Der Stil der Möbel diktiert oft die Arten von Hölzern von Kolonialzeit Handwerkern verwendet. Sie wĂ€hlten oft Harthölzer wie Ahorn, Walnuss, Mahagoni und Kirschholz fĂŒr Aussehen und StĂ€rke. Aber bei der Innenausstattung von Möbeln wĂ€hlten Schreiner und Drechsler hĂ€ufig Nadelhölzer wie Pappel, Kiefer oder Kastanie. Weil alles von Hand mit SĂ€gen und Äxten zu Holzformen, FlĂ€chen zum GlĂ€tten des Holzes und Drehmaschinen zum Drehen von Spindeln und Beinen zum Schnitzen und Meißeln gemacht wurde, wĂ€hlten die Handwerker das Holz sorgfĂ€ltig aus. Die meisten William und Mary Möbel Stile wurden aus Ahorn, Nussbaum, Kiefer und Eiche gefertigt, wĂ€hrend Queen Anne und Chippendale-Stil Möbel aus importiertem Mahagoni und lokal angebauten WalnussbĂ€umen bestanden. Weitere provinzielle, lĂ€ndliche StĂŒcke wurden aus Kirschholz und Ahorn gefertigt.

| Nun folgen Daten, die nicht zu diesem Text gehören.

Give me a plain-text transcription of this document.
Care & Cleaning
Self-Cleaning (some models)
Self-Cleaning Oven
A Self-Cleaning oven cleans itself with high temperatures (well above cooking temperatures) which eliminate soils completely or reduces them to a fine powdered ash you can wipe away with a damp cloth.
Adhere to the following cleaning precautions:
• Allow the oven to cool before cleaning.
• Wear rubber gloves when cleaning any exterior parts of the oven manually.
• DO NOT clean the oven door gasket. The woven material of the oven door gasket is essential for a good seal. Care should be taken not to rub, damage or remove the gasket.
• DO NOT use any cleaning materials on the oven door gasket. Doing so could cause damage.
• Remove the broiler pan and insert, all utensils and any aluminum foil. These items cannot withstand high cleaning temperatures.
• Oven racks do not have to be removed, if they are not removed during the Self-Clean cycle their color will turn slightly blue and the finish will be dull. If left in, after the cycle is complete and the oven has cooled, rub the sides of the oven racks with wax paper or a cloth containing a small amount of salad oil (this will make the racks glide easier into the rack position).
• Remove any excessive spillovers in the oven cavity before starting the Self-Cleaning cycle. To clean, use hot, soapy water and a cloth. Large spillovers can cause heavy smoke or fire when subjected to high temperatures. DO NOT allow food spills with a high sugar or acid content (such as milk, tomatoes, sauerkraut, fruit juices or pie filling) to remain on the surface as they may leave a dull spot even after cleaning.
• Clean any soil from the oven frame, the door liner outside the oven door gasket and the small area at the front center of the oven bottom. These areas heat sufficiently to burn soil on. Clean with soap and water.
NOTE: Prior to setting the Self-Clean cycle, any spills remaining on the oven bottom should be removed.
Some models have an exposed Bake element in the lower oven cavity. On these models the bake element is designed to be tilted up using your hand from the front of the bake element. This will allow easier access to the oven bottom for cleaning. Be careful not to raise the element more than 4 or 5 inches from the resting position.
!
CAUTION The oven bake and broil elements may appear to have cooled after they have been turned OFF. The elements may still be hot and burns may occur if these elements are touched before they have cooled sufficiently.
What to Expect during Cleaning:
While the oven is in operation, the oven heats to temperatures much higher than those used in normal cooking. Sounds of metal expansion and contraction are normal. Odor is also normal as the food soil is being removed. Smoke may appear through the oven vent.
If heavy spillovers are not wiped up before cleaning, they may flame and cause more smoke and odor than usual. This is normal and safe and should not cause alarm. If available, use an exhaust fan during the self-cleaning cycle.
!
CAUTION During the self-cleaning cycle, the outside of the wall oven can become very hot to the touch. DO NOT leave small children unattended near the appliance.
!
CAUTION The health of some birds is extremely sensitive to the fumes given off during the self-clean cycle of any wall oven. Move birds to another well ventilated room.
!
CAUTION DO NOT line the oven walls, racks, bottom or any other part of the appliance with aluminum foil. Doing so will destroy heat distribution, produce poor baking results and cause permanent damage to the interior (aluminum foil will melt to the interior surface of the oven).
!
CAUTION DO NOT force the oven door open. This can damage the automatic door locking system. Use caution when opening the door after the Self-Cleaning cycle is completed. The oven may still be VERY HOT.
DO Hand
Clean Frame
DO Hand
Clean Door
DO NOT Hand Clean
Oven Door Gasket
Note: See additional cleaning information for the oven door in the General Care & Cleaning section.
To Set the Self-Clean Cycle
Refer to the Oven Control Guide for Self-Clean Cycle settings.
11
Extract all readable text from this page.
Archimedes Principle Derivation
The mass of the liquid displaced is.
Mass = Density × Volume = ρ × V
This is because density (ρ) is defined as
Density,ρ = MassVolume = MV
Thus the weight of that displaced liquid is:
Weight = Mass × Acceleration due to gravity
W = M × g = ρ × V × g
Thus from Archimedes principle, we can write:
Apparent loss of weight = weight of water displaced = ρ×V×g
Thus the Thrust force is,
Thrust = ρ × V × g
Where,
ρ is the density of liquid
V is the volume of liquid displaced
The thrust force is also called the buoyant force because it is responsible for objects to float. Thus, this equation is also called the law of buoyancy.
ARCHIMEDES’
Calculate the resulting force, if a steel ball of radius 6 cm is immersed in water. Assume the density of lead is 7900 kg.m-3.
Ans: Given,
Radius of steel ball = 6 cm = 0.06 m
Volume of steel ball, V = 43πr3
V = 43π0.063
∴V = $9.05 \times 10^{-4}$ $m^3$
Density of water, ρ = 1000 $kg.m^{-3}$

Dekorationen, Schnitzereien und Farben

Kolonialmöbelhersteller verschönerten ihre StĂŒcke mit Holzeinlagen, Schnitzereien, Holzfurnieren und Malerarbeiten. Sie handgeschnitzte Schriftrollen, geometrische Formen und Adler, um Dekorationen zu schaffen. Manchmal verwendeten Möbelhersteller sogar Messing-, Schwefel- und Eiseneinlagen, um QualitĂ€tsstĂŒcken einen dekorativen Touch zu verleihen. Gilders stieg in den 1750er Jahren in die Gunst und fĂŒgte vielen maßgefertigten MöbelstĂŒcken Goldvergoldungen hinzu. Um Geld zu sparen, wurden einige Möbel einfach gestrichen.